= Malaysia Internet Blackout Day (2012) =

Internet protest in Malaysia

Malaysia Internet Blackout Day on 14 August 2012, was a series of coordinated protests occurred against a proposed laws in amendment of the Section 114A is the second of two amendments made to Malaysia's Evidence Act 1950 by the Centre for Independent Journalism (CIJ) member of IFEX and SEAPA, initiative, this campaigning against the newly introduced Section 114A to the Evidence Act 1950—Malaysia Internet Blackout Day—by the protesters also placed their poster in their sites based on content is gaining momentum and has received more endorsements from prominent websites, netizens, and politicians were reported globally.

The amendment of section 114A "makes individuals and those who administer, operate or provide spaces for online community forums, blogging, and hosting services, liable for content published through its services". This enables law enforcement officials to hold publishers of websites accountable for seditious, defamatory, or libellous postings even if they are not the actual authors of the content.

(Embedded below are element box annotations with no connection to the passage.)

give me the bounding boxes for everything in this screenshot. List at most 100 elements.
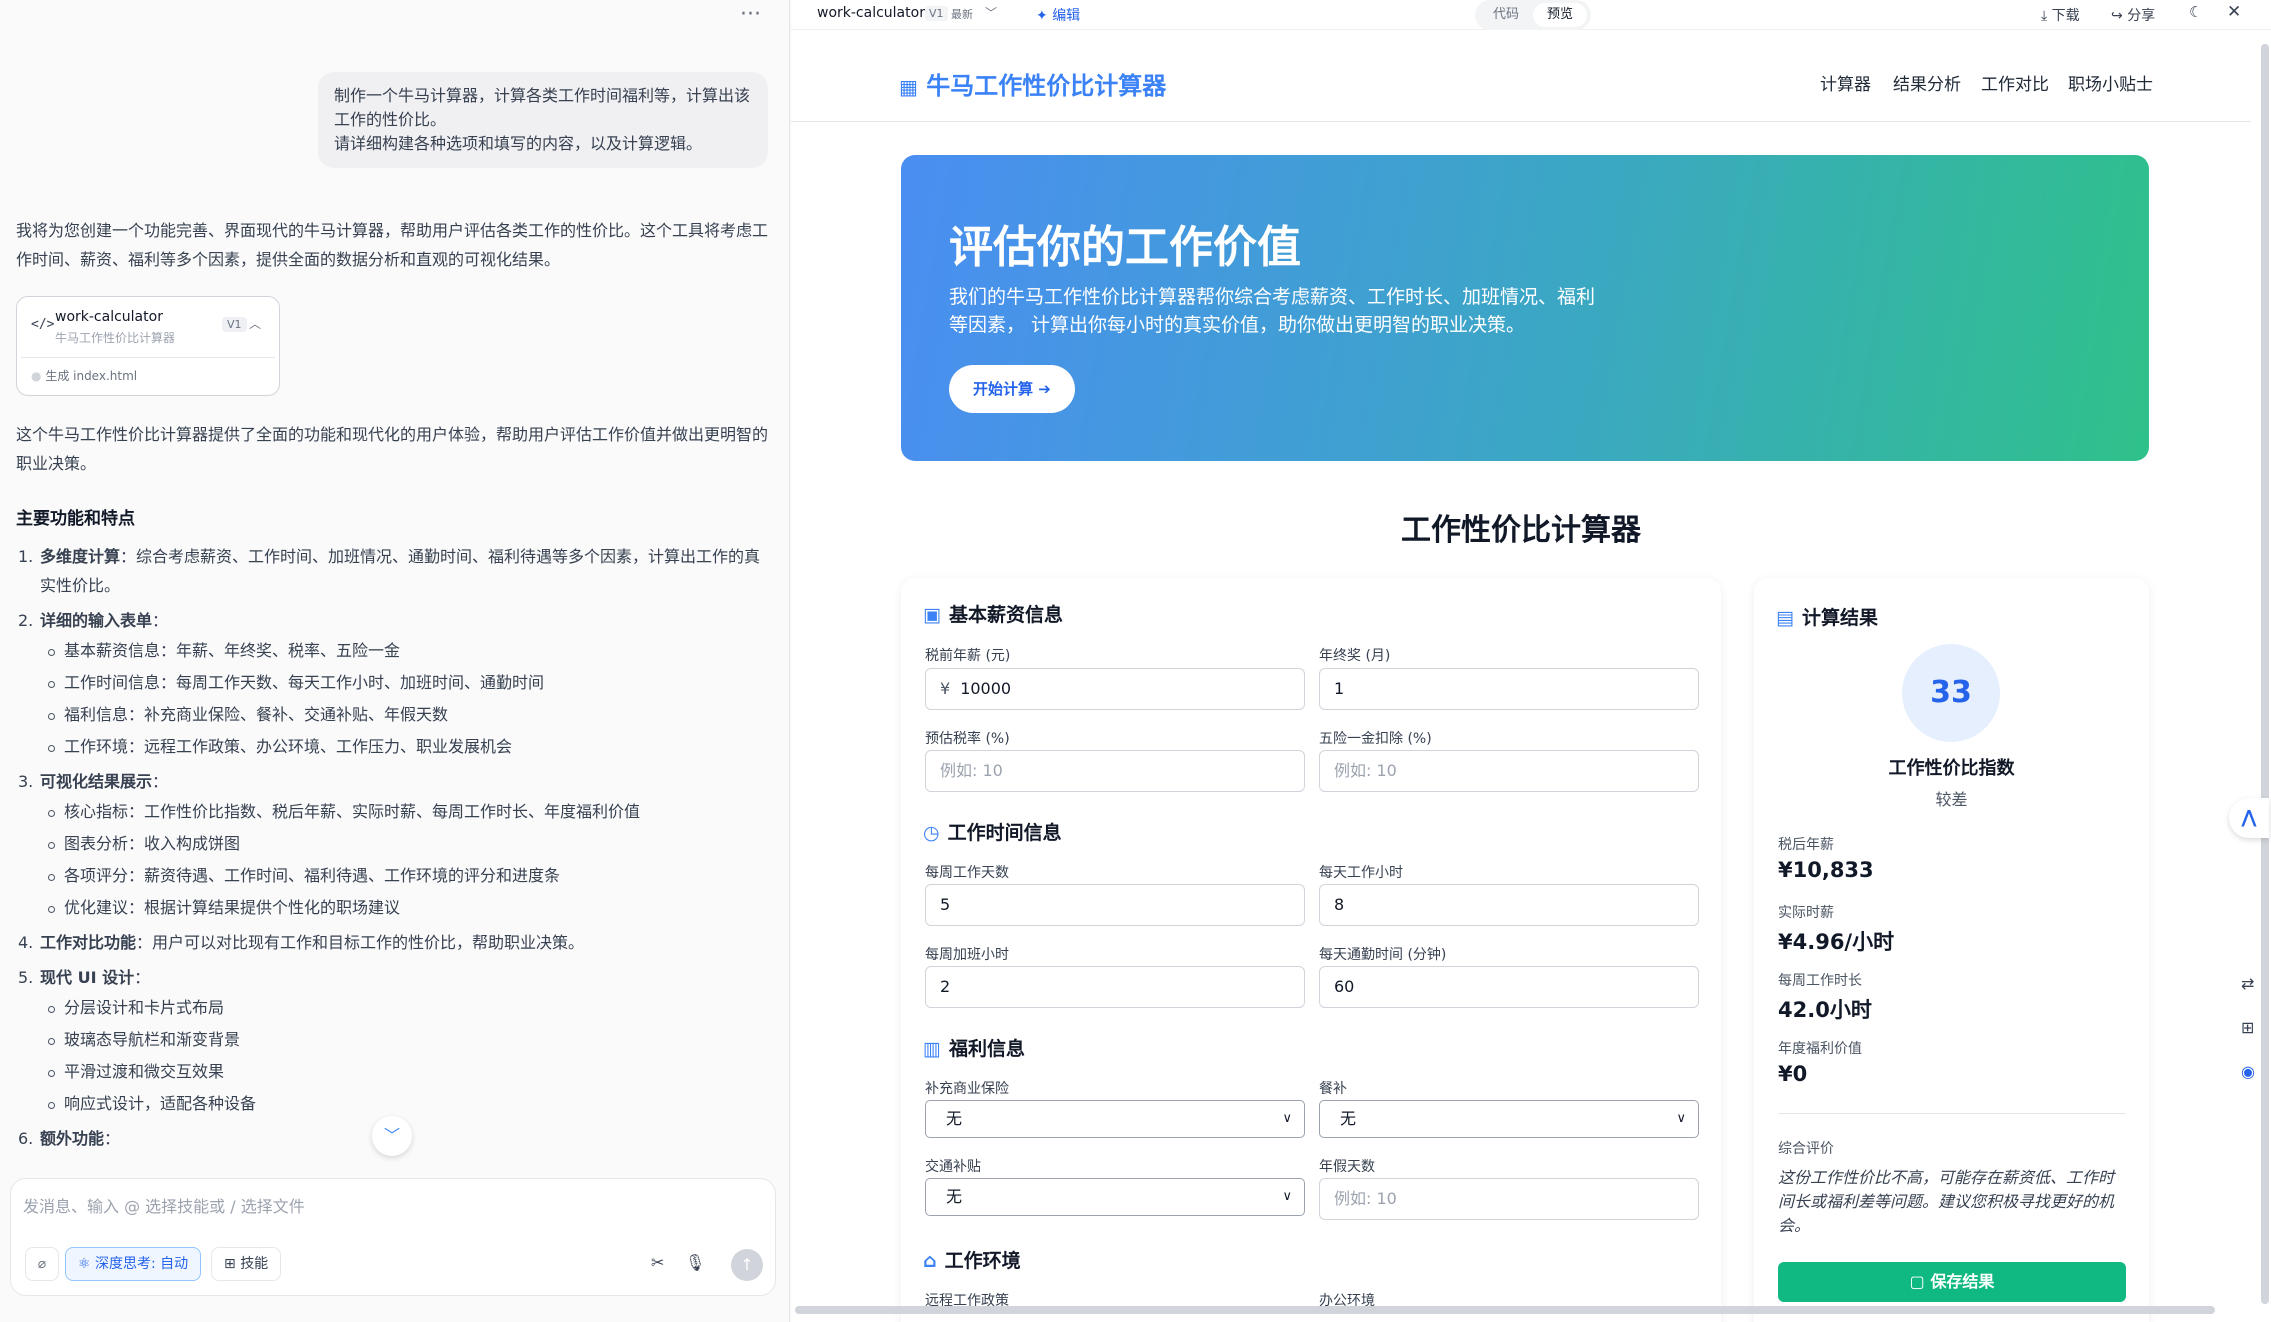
user-message-line: 制作一个牛马计算器，计算各类工作时间福利等，计算出该工作的性价比。 bbox=[334, 86, 751, 129]
list-item-text: ： bbox=[152, 772, 169, 791]
sub-item: 响应式设计，适配各种设备 bbox=[16, 1088, 776, 1120]
list-item: 2. 详细的输入表单： bbox=[16, 606, 776, 635]
microphone-icon[interactable]: 🎙 bbox=[685, 1253, 705, 1272]
sub-item: 玻璃态导航栏和渐变背景 bbox=[16, 1024, 776, 1056]
insurance-label: 五险一金扣除 (%) bbox=[1319, 731, 1432, 747]
chevron-down-icon: ∨ bbox=[1676, 1111, 1686, 1126]
chevron-down-icon[interactable]: ﹀ bbox=[985, 4, 997, 21]
app-navbar: ▦ 牛马工作性价比计算器 计算器 结果分析 工作对比 职场小贴士 bbox=[791, 42, 2251, 122]
skills-label: 技能 bbox=[240, 1256, 269, 1272]
section-title: 工作性价比计算器 bbox=[1401, 513, 1641, 548]
meal-label: 餐补 bbox=[1319, 1081, 1347, 1097]
grid-icon: ⊞ bbox=[224, 1256, 236, 1272]
start-button[interactable]: 开始计算 ➔ bbox=[949, 365, 1075, 413]
bot-icon[interactable]: ◉ bbox=[2241, 1062, 2255, 1081]
meal-select[interactable]: 无 ∨ bbox=[1319, 1100, 1699, 1138]
env-title-text: 工作环境 bbox=[944, 1250, 1021, 1272]
list-item-bold: 多维度计算 bbox=[40, 547, 121, 566]
artifact-title: work-calculator bbox=[55, 309, 163, 325]
edit-button[interactable]: ✦ 编辑 bbox=[1036, 5, 1080, 25]
after-tax-label: 税后年薪 bbox=[1778, 837, 1834, 853]
message-composer[interactable]: 发消息、输入 @ 选择技能或 / 选择文件 ⌀ ⚛ 深度思考: 自动 ⊞ 技能 … bbox=[10, 1178, 776, 1296]
artifact-card[interactable]: </> work-calculator 牛马工作性价比计算器 V1 ︿ ● 生成… bbox=[16, 296, 280, 396]
nav-link-compare[interactable]: 工作对比 bbox=[1981, 70, 2049, 95]
benefits-title-text: 福利信息 bbox=[948, 1038, 1025, 1060]
after-tax-value: ¥10,833 bbox=[1778, 858, 1874, 882]
result-card: ▤ 计算结果 33 工作性价比指数 较差 税后年薪 ¥10,833 实际时薪 ¥4… bbox=[1754, 578, 2149, 1322]
save-label: 保存结果 bbox=[1930, 1272, 1995, 1291]
assistant-summary: 这个牛马工作性价比计算器提供了全面的功能和现代化的用户体验，帮助用户评估工作价值… bbox=[16, 425, 769, 473]
scroll-down-button[interactable]: ﹀ bbox=[372, 1116, 412, 1156]
download-button[interactable]: ⤓ 下载 bbox=[2041, 5, 2080, 25]
salary-input[interactable]: ¥10000 bbox=[925, 668, 1305, 710]
overtime-input[interactable]: 2 bbox=[925, 966, 1305, 1008]
hero-banner: 评估你的工作价值 我们的牛马工作性价比计算器帮你综合考虑薪资、工作时长、加班情况… bbox=[901, 155, 2149, 461]
translate-icon[interactable]: ⇄ bbox=[2241, 974, 2254, 993]
message-input[interactable]: 发消息、输入 @ 选择技能或 / 选择文件 bbox=[23, 1193, 305, 1217]
time-section-title: ◷ 工作时间信息 bbox=[923, 818, 1062, 845]
nav-link-tips[interactable]: 职场小贴士 bbox=[2068, 70, 2153, 95]
artifact-subtitle: 牛马工作性价比计算器 bbox=[55, 331, 176, 345]
leave-input[interactable]: 例如: 10 bbox=[1319, 1178, 1699, 1220]
nav-link-analysis[interactable]: 结果分析 bbox=[1893, 70, 1961, 95]
insurance-input[interactable]: 例如: 10 bbox=[1319, 750, 1699, 792]
score-desc: 较差 bbox=[1935, 790, 1968, 809]
overtime-label: 每周加班小时 bbox=[925, 947, 1009, 963]
horizontal-scrollbar[interactable] bbox=[795, 1306, 2215, 1314]
more-options-icon[interactable]: ··· bbox=[740, 2, 761, 27]
evaluation-text: 这份工作性价比不高，可能存在薪资低、工作时间长或福利差等问题。建议您积极寻找更好… bbox=[1778, 1168, 2115, 1235]
attach-icon[interactable]: ⌀ bbox=[25, 1247, 59, 1281]
divider bbox=[1778, 1113, 2126, 1114]
save-button[interactable]: ▢ 保存结果 bbox=[1778, 1262, 2126, 1302]
chevron-up-icon[interactable]: ︿ bbox=[249, 315, 261, 332]
commute-label: 每天通勤时间 (分钟) bbox=[1319, 947, 1447, 963]
basic-title-text: 基本薪资信息 bbox=[948, 604, 1063, 626]
share-button[interactable]: ↪ 分享 bbox=[2111, 5, 2155, 25]
skills-button[interactable]: ⊞ 技能 bbox=[211, 1247, 282, 1281]
list-item: 3. 可视化结果展示： bbox=[16, 767, 776, 796]
days-input[interactable]: 5 bbox=[925, 884, 1305, 926]
transport-select[interactable]: 无 ∨ bbox=[925, 1178, 1305, 1216]
sub-item: 工作时间信息：每周工作天数、每天工作小时、加班时间、通勤时间 bbox=[16, 667, 776, 699]
arrow-right-icon: ➔ bbox=[1038, 380, 1051, 398]
tab-preview[interactable]: 预览 bbox=[1533, 3, 1587, 27]
benefit-label: 年度福利价值 bbox=[1778, 1041, 1862, 1057]
list-item-bold: 工作对比功能 bbox=[40, 933, 137, 952]
assistant-float-button[interactable]: ⋀ bbox=[2229, 798, 2269, 838]
currency-symbol: ¥ bbox=[940, 679, 951, 698]
apps-icon[interactable]: ⊞ bbox=[2241, 1018, 2254, 1037]
tax-label: 预估税率 (%) bbox=[925, 731, 1010, 747]
artifact-name[interactable]: work-calculator bbox=[817, 5, 925, 21]
commute-input[interactable]: 60 bbox=[1319, 966, 1699, 1008]
vertical-scrollbar[interactable] bbox=[2261, 44, 2269, 1304]
scissors-icon[interactable]: ✂ bbox=[651, 1253, 664, 1272]
close-icon[interactable]: ✕ bbox=[2227, 2, 2241, 22]
nav-link-calculator[interactable]: 计算器 bbox=[1820, 70, 1871, 95]
score-label: 工作性价比指数 bbox=[1888, 758, 2015, 779]
weekly-value: 42.0小时 bbox=[1778, 998, 1872, 1022]
commercial-insurance-label: 补充商业保险 bbox=[925, 1081, 1009, 1097]
chart-icon: ▤ bbox=[1776, 607, 1794, 629]
bonus-label: 年终奖 (月) bbox=[1319, 648, 1391, 664]
list-item-bold: 现代 UI 设计 bbox=[40, 968, 135, 987]
assistant-intro: 我将为您创建一个功能完善、界面现代的牛马计算器，帮助用户评估各类工作的性价比。这… bbox=[16, 221, 769, 269]
moon-icon[interactable]: ☾ bbox=[2189, 3, 2202, 21]
commercial-insurance-select[interactable]: 无 ∨ bbox=[925, 1100, 1305, 1138]
env-section-title: ⌂ 工作环境 bbox=[923, 1246, 1021, 1273]
hours-input[interactable]: 8 bbox=[1319, 884, 1699, 926]
salary-value: 10000 bbox=[960, 679, 1012, 698]
deep-think-toggle[interactable]: ⚛ 深度思考: 自动 bbox=[65, 1247, 202, 1281]
result-title-text: 计算结果 bbox=[1801, 607, 1878, 629]
app-logo[interactable]: ▦ 牛马工作性价比计算器 bbox=[899, 66, 1166, 101]
list-item-text: ： bbox=[152, 611, 169, 630]
save-icon: ▢ bbox=[1909, 1272, 1925, 1291]
building-icon: ⌂ bbox=[923, 1250, 937, 1272]
tax-input[interactable]: 例如: 10 bbox=[925, 750, 1305, 792]
features-heading: 主要功能和特点 bbox=[16, 509, 135, 529]
send-button[interactable]: ↑ bbox=[731, 1249, 763, 1281]
bonus-input[interactable]: 1 bbox=[1319, 668, 1699, 710]
artifact-generated-file[interactable]: ● 生成 index.html bbox=[31, 367, 137, 384]
benefits-section-title: ▥ 福利信息 bbox=[923, 1034, 1025, 1061]
download-label: 下载 bbox=[2051, 8, 2080, 24]
tab-code[interactable]: 代码 bbox=[1481, 3, 1531, 27]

Internet Blackout Day was also supported by media sites FreeMalaysiaToday, Malaysiakini, Digital News Asia, The Nut Graph, BFM 89.9, Merdeka Review, and party organ news sites Harakah Daily and Keadilan Daily.

==Background to the campaign==

The CIJ also organised a public forum on 12 June 2012, entitled ‘Section 114A Evidence Act: Crime-busting or Online Control?’ with lawyer Foong Cheng Leong, online activist Jac SM Kee, and tech experts A. Asohan and Jeff Sandhu to discuss about the repercussions of the amendment.

On 11 August 2012, the CIJ, along with the National Young Lawyers Committee, and Pusat Rakyat LoyarBurok co-hosted a discussion on legal implications of Section 114A with lawyers K. Shanmuga, Faisal Moideen, and Foong Cheng Leong and Member of Parliament and Deputy Higher Education Minister Saifuddin Abdullah.